Every entry on ClawGrid goes through a multi-layer evaluation pipeline before you see it. When you deploy via ClawGrid Cloud, these scores are surfaced during skill installation so you always know what you're running.

The Evaluation Pipeline

1️⃣

Registry Scraping

We pull every skill, agent, and extension from the OpenClaw registry and enrich it with GitHub metadata: stars, forks, contributors, commit activity, language, and topics. This gives us the raw signal about community adoption and maintenance.

2️⃣

Automated Security Scan

A pattern-matching scanner analyzes descriptions and metadata for known threat indicators: command injection, credential harvesting, data exfiltration, typosquatting, and coordinated malicious campaigns. Results appear as the Scan Status field.

3️⃣

LLM Security Scoring

Each entry is evaluated by a local LLM across five weighted criteria (see below). The scores are combined into a composite Security Score (1–10), from which the Verdict and Risk Level are deterministically derived. A written rationale explains the reasoning.

4️⃣

Community Voting

Authenticated users can upvote or downvote entries, adding a human signal layer on top of automated analysis. Vote scores influence ranking but not security verdicts.

The Five Scoring Criteria

Each criterion is scored 1–10 by the LLM, then combined using these weights:

Code Safety

30%

Does the skill request dangerous capabilities? File system access, network calls, shell execution, credential handling. Higher weight because this directly affects user safety.

Publisher Trust

20%

Is the publisher official (core team), verified (known community member), or anonymous? Official and verified publishers have established track records.

Scope Clarity

20%

Is the skill's purpose well-defined and focused? Vague or overly broad descriptions are a warning sign — legitimate tools have clear, specific purposes.

Permission Surface

20%

How many system resources does it need? A weather skill shouldn't need file system access. Lower permission surface = lower risk.

Community Signal

10%

Is there evidence of real usage? GitHub stars, forks, recent commits, and contributor count signal that real developers have vetted and used the code.

Verdict Thresholds

The verdict is deterministically derived from the composite score — no subjective judgment:

Safe

7–10

Low risk

Review

5–6

Medium risk

Suspicious

3–4

High risk

Malicious

1–2

Critical risk

Entries flagged by the automated security scanner as threats are automatically classified as malicious regardless of their LLM score.

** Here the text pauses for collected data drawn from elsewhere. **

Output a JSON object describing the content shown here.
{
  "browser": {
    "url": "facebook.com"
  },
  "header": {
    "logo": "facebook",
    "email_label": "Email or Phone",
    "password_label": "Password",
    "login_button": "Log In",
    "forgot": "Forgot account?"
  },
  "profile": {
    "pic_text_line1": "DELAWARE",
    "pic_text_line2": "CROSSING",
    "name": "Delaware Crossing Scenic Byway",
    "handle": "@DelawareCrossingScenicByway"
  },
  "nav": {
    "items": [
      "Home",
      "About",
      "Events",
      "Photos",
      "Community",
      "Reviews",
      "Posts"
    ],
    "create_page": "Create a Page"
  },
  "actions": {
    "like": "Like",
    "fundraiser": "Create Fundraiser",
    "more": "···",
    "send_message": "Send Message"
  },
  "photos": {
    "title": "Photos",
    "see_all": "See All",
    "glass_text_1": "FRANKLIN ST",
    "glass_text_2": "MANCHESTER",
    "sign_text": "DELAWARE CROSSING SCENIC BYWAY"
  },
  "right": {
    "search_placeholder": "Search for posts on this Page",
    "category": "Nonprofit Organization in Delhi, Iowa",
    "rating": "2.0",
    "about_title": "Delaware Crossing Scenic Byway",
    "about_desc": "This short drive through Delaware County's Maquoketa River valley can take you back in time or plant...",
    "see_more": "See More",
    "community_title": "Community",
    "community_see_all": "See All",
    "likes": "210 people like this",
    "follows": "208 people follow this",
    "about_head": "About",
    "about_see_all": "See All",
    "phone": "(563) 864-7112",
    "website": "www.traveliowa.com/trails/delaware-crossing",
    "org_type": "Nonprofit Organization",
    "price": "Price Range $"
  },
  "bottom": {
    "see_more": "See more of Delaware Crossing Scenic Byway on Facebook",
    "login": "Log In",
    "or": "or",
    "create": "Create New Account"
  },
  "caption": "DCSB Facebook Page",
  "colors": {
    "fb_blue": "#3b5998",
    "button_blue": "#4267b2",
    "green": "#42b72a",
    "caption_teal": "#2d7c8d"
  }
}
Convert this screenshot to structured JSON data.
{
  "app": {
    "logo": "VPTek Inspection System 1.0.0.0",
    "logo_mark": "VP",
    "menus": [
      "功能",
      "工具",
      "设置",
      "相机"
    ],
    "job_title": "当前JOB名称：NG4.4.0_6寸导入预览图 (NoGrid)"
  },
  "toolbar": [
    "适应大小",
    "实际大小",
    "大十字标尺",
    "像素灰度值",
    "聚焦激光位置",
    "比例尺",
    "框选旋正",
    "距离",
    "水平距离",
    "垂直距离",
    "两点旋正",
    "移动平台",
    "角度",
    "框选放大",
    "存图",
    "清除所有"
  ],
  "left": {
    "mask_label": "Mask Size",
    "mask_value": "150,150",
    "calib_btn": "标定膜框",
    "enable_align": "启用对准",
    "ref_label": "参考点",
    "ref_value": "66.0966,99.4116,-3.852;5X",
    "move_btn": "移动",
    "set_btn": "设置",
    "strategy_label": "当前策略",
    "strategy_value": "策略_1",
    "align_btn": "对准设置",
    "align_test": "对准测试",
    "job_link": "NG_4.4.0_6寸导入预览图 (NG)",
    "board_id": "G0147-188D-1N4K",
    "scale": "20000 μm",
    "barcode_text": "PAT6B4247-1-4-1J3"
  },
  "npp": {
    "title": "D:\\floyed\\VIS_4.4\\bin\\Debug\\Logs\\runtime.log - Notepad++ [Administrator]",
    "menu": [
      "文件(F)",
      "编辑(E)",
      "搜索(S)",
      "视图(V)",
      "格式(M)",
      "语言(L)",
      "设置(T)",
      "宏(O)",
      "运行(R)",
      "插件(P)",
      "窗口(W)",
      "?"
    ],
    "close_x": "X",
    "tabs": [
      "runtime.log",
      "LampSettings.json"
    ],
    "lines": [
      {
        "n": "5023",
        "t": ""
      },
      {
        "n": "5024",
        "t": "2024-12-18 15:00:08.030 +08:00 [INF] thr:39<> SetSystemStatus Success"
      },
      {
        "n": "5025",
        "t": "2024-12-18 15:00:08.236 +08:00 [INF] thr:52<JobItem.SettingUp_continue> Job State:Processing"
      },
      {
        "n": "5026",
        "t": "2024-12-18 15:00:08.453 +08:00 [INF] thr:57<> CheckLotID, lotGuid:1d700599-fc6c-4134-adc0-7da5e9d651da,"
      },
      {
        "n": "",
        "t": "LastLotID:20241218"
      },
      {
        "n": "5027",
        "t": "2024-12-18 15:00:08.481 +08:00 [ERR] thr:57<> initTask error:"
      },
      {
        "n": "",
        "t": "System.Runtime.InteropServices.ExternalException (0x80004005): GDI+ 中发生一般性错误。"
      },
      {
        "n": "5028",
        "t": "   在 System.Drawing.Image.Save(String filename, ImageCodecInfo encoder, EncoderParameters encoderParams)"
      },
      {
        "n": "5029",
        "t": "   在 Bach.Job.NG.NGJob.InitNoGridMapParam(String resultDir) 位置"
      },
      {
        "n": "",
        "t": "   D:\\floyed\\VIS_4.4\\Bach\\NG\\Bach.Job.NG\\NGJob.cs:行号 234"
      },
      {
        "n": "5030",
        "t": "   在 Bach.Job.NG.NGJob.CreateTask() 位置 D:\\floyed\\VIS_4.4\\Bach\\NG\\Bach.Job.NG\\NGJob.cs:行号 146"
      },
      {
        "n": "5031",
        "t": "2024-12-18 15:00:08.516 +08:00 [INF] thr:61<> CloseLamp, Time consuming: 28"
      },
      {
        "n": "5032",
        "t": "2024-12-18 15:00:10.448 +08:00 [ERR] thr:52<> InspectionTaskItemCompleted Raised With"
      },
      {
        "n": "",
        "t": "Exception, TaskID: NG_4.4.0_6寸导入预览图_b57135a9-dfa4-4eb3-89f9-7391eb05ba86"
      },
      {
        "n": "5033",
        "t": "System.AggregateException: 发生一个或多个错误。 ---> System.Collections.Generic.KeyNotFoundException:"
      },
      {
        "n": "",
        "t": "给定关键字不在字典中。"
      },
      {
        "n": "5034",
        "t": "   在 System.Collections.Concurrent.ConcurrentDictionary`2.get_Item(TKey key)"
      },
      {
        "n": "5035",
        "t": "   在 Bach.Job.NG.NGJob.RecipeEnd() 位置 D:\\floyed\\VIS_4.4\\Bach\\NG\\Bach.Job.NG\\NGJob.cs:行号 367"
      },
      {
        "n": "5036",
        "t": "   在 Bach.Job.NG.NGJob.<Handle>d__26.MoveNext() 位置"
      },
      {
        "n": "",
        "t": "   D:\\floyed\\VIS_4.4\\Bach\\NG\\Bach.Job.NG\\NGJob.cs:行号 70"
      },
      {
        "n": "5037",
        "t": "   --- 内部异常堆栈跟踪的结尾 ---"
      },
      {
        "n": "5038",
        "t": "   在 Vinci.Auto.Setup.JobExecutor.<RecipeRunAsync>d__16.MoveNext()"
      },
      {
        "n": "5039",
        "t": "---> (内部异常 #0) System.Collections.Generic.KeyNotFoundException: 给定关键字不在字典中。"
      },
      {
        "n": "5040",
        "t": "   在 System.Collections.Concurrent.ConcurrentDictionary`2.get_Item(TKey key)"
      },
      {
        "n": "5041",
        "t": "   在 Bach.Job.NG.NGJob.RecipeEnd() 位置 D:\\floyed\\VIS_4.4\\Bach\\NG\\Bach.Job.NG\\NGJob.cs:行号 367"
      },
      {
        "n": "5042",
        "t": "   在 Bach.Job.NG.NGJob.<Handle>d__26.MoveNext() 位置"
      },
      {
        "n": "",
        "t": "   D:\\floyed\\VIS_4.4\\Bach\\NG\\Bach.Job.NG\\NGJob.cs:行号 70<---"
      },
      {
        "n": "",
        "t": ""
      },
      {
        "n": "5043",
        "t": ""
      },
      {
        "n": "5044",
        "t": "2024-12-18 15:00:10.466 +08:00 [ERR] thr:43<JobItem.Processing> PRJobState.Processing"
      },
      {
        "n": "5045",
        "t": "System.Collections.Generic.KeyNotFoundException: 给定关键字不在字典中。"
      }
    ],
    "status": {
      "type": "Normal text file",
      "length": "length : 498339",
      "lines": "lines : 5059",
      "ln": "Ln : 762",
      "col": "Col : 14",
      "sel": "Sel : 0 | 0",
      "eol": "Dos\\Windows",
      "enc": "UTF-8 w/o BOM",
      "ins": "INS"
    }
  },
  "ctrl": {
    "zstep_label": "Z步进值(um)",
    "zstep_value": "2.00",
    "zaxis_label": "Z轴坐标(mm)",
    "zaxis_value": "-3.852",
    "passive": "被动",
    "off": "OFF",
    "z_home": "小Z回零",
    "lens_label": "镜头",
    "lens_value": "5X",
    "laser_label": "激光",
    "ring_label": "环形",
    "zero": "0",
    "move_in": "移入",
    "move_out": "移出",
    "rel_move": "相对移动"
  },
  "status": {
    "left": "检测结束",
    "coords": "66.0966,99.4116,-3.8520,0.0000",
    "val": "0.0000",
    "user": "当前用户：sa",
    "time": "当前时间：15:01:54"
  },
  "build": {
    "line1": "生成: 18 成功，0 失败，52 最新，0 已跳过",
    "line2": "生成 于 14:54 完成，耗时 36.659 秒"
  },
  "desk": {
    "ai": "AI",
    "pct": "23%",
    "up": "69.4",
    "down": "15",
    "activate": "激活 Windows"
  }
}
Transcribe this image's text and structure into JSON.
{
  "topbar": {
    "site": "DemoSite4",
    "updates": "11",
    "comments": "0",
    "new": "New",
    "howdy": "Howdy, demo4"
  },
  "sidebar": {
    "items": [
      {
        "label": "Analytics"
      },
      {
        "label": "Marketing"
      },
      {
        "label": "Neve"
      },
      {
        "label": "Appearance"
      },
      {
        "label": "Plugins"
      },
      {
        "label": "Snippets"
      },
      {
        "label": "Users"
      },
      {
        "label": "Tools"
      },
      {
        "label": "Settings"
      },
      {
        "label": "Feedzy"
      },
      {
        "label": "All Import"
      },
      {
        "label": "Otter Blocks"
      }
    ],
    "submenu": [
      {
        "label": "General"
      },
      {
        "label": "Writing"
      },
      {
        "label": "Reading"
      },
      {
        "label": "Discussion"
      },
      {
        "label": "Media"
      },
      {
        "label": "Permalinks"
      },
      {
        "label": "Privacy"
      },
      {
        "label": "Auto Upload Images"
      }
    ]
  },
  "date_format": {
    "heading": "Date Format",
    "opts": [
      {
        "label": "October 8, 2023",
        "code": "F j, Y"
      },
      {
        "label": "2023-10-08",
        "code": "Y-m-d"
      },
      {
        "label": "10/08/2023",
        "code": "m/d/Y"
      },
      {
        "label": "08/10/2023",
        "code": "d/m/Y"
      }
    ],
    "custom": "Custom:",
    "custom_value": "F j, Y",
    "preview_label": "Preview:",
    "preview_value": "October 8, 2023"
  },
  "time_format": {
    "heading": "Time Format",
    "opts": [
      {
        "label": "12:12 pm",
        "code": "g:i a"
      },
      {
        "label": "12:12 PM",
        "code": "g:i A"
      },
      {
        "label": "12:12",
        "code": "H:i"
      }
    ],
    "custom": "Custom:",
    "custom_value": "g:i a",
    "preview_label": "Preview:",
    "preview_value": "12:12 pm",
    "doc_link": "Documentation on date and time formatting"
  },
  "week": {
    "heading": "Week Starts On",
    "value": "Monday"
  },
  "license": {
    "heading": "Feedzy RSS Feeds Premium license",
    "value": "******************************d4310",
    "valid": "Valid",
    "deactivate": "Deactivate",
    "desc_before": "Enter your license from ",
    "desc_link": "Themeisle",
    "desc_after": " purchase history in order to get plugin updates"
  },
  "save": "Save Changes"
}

Transparency & Limitations

Scoring is metadata-based, not code-audited. We analyze descriptions, publisher info, permission declarations, and community signals — not the actual source code. A high score means the metadata looks trustworthy, not that the code has been audited line by line.

LLM analysis has inherent uncertainty. We use a local LLM (gemma3:4b) for scoring. While calibrated against ground truth data, LLM judgments can be wrong. The security scanner provides a deterministic second opinion.

Some entries have preliminary scores. Entries showing "Preliminary score" have been scored with an older model and are queued for detailed multi-criteria analysis. Their scores are normalized but less precise.

ClawGrid is a trust signal, not a guarantee. Always review the source code of any skill before granting it access to sensitive data or systems. Our scoring helps you prioritize what to review.